Another Fine Mess
A day at the garage
Some people should not be allowed out of the house. I am one of them. My life sometimes feels like a catalogue of errors, like a snooker ball crashing around out of control, colliding with everything else.
On the day in question, we had recently moved to this area, I had booked my car in for a service at a new garage on the other side of town, that I hadn’t been to before. I dropped the car off on the forecourt in the morning, and handed the keys over to a mechanic, then returned later in the day to collect it.
In my defence, it was one of those garages which is a bit disorganised, where customers and staff wander about, and it was a hot day and the doors to the reception were wide open and with no visible signs.
So towards the end of the day, I returned, and sauntered up to the counter, and announced that I had come to collect my car after its service.
For some reason the staff were not interested, seated on comfortable chairs reading magazines. Appalling customer service I thought. Becoming slightly indignant at this mild rudeness from the staff, I announced slightly louder:
“Excuse me, I have come to collect my car,”
with a note of mild indignation creeping into my voice, and thinking the staff badly need a refresher course on looking after their customers.
One of the staff coughed quietly from behind his magazine, looked up, but then resumed his reading.

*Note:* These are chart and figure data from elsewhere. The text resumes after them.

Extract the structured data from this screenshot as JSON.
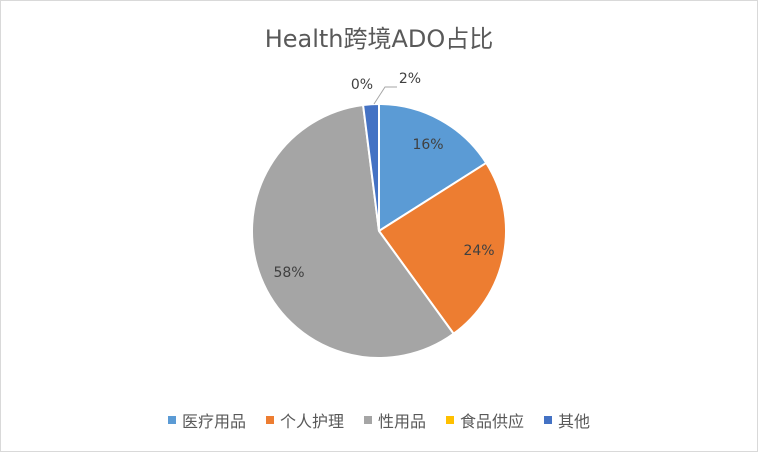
{
  "chart_data": {
    "type": "pie",
    "title": "Health跨境ADO占比",
    "categories": [
      "医疗用品",
      "个人护理",
      "性用品",
      "食品供应",
      "其他"
    ],
    "values": [
      16,
      24,
      58,
      0,
      2
    ],
    "labels": [
      "16%",
      "24%",
      "58%",
      "0%",
      "2%"
    ],
    "colors": [
      "#5B9BD5",
      "#ED7D31",
      "#A5A5A5",
      "#FFC000",
      "#4472C4"
    ],
    "legend_position": "bottom",
    "start_angle_deg": 0,
    "direction": "clockwise"
  }
}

I was about to go full throttle, when slowly, very slowly as these things are in my case, it dawned on me that I had wandered into the office on the wrong side of the reception counter, and had been berating some of the other, rather more patient customers, waiting to collect their vehicles.
After whistling nonchalantly, and trying to salvage some shred of dignity, I sidled out with the aim of pretending that I had intended this glaring faux pas all along and didn’t dare come back to collect my car until the following day, in the hope that I would not be recognised.
I now avoid the garage and hope that I am swiftly forgotten, though I bet the “staff” still remembered the incident for some time. I shouldn’t be allowed out.